Back in my day, Britain was already broken

When David Cameron promised to ‘mend Broken Britain’ he was repeating a term coined by the Sun newspaper, long used to articulate the perilous state of modern morality. In recent years Murdoch’s red top, along with other media sources, has bemoaned the social decay of our society with panicked headlines – The binge drinking! The vacuous celebrity culture! The sex! The violence! The lack of youthful respect! All are presented as new and terrifying afflictions. It was with the confident promise that he alone could mend these fresh cracks in society that Cameron swept to power in May, but how truly recent are these cultural tendencies?

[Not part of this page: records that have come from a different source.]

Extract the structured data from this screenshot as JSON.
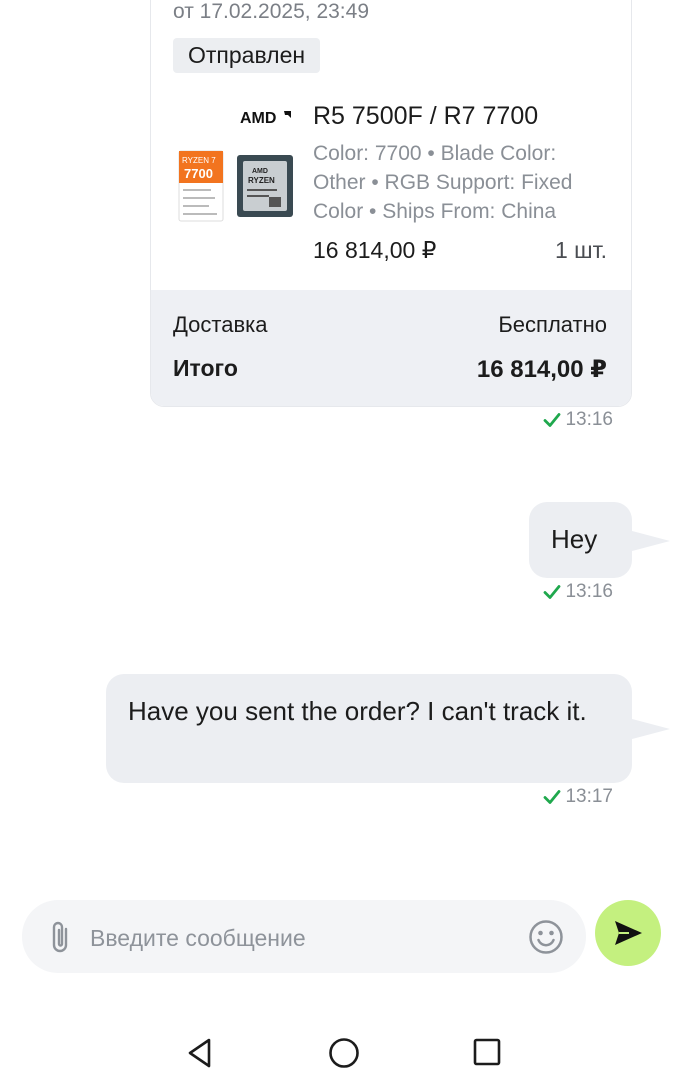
{
  "order": {
    "date": "от 17.02.2025, 23:49",
    "status": "Отправлен",
    "product": {
      "name": "R5  7500F / R7 7700",
      "attributes": "Color: 7700 • Blade Color: Other • RGB Support: Fixed Color • Ships From: China",
      "price": "16 814,00 ₽",
      "quantity": "1 шт.",
      "image": {
        "brand": "AMD",
        "box_line": "RYZEN 7",
        "box_model": "7700",
        "chip_brand": "AMD",
        "chip_name": "RYZEN"
      }
    },
    "delivery_label": "Доставка",
    "delivery_value": "Бесплатно",
    "total_label": "Итого",
    "total_value": "16 814,00 ₽",
    "time": "13:16"
  },
  "messages": [
    {
      "text": "Hey",
      "time": "13:16"
    },
    {
      "text": "Have you sent the order? I can't track it.",
      "time": "13:17"
    }
  ],
  "composer": {
    "placeholder": "Введите сообщение",
    "attach_icon": "paperclip-icon",
    "emoji_icon": "smiley-icon",
    "send_icon": "send-arrow-icon"
  },
  "nav": {
    "back_icon": "back-triangle-icon",
    "home_icon": "home-circle-icon",
    "recents_icon": "recents-square-icon"
  },
  "colors": {
    "bubble": "#eceef2",
    "send_button": "#c4f07f",
    "check": "#1fa84d",
    "summary_bg": "#eef0f4",
    "muted_text": "#8a8f96"
  }
}
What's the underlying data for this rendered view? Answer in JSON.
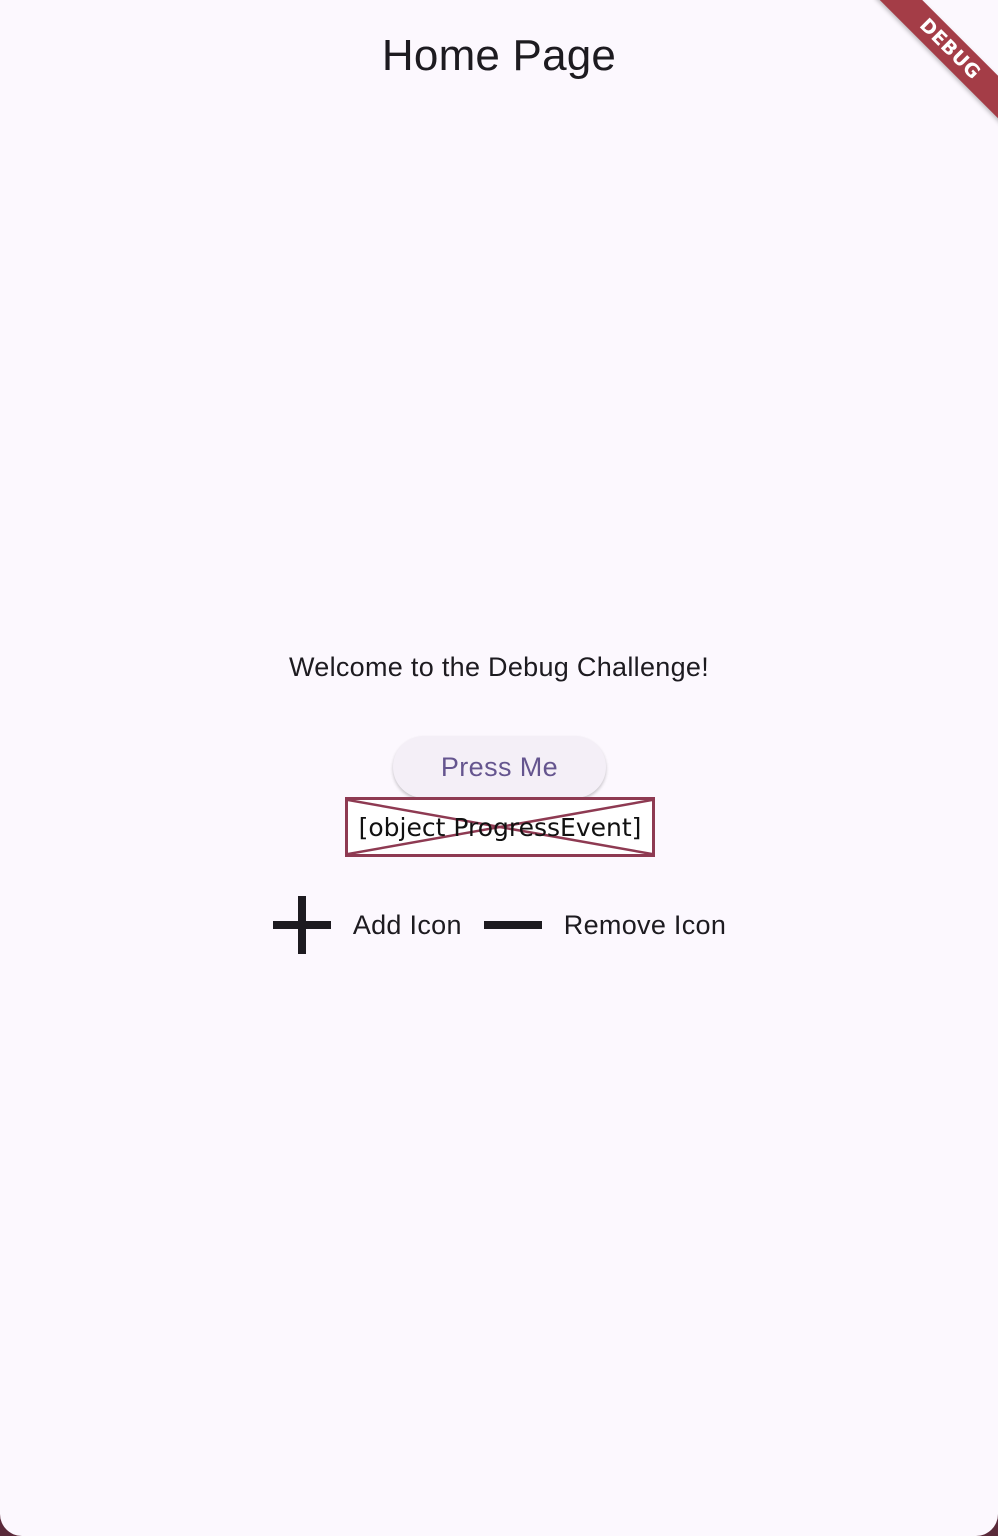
{
  "app_bar": {
    "title": "Home Page"
  },
  "debug_banner": {
    "label": "DEBUG"
  },
  "main": {
    "welcome_text": "Welcome to the Debug Challenge!",
    "press_button_label": "Press Me",
    "broken_image_text": "[object ProgressEvent]",
    "icons": [
      {
        "icon": "add-icon",
        "label": "Add Icon"
      },
      {
        "icon": "remove-icon",
        "label": "Remove Icon"
      }
    ]
  },
  "colors": {
    "background": "#fcf8fe",
    "text": "#1d1b20",
    "button_text": "#65558f",
    "button_background": "#f4eff7",
    "error_border": "#8e3a52",
    "debug_banner": "#a43d47"
  }
}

Upon closer inspection, many aspects of Cameron’s Broken Britain can be found in British society from centuries past.

Firstly, the twenty-first century’s obsession with celebrity. Commentators take great delight in lamenting the talentless amoebas that we choose to idolise and as the media sector has burgeoned, so has the cult of the celebrity. Although we have been lead to believe that this worship of the unworthy is something new, in reality it bears a striking resemblance to the old high society of the English aristocracy. Before Queen Victoria and the Industrial Revolution came along, those in ‘Society’ such as Georgiana, the Duchess of Devonshire (yes, from that Keira Knightley film), enjoyed unparalleled lives of luxury and leisure. They also lived under the critical eye of the popular media, with cartoonists mercilessly satirising them in the national press for the wistful entertainment of the layman. The greatest excesses were rewarded with the biggest headlines and the celebrity magazines of today continue this proud tradition.
The Duchess shared many favourite pastimes with Lindsay Lohan and her like: unrestrained drinking and drug use, the ability to devote incredible amounts of money to simply enjoying life, influencing popular fashion and the title of ‘socialite’ coming to eclipse any other tangible talents. An advantageous Society marriage would seek the highest possible self-promotion and financial reward, aspirations familiar to Katie Price and Jennifer Lopez. The Duchess of Devonshire’s blood may have been a lot bluer than Kerry Katona’s, but both have displayed inabilities to control live like adults under public scrutiny. Once an accident of birth determined your celebrity, today it is the accident of reality television.

The middle class gap year is another frequently cited example of our country’s moral decay. Each year the back-pack trails of Asia and South America are flooded with our finest indulged eighteen-year-olds who depart with the supposed intention of finding themselves and helping those less fortunate along the way. For the majority of these intrepid travellers, however, full moon parties and vomiting in exotic locations prove to be a more enticing rite of passage. When international travel was limited to boats and carriages it was the European ‘Grand Tour’ that satisfied the travelling bug of the young and restless. These cultural trips took in the best of the continent’s art and society, following as well trodden a path as the modern gap year, and with similar associations of indulgence and privilege. The diaries of these trips can also make for as debauched an account of travelling morals as a Thailand Facebook album.

Next under the spotlight is inevitably binge drinking, the favourite target of politicians and parents alike. The health – and embarrassment – risks are unavoidable, but excessive consumption of alcohol is in no way a modern innovation. When water was too unsanitary to drink people were inebriated more frequently than they were sober and the gin streets of Hogarth’s prints were reality not artistic license. Excessive consumption of alcohol – and opiates – is for better or worse a part of Britain’s cultural past, no matter how fervently the media insist it was discovered in the last ten years.

As the government talks of increasing university fees to £10,000 a year, it seems that the time when higher education was reserved for the rich rather than the worthy may no longer be a distant memory.

If Britain truly is broken, Mr Cameron would do better to focus on strengthening the support system available to those falling down the cracks rather than dressing up the echoes of past practices as evidence of moral decay.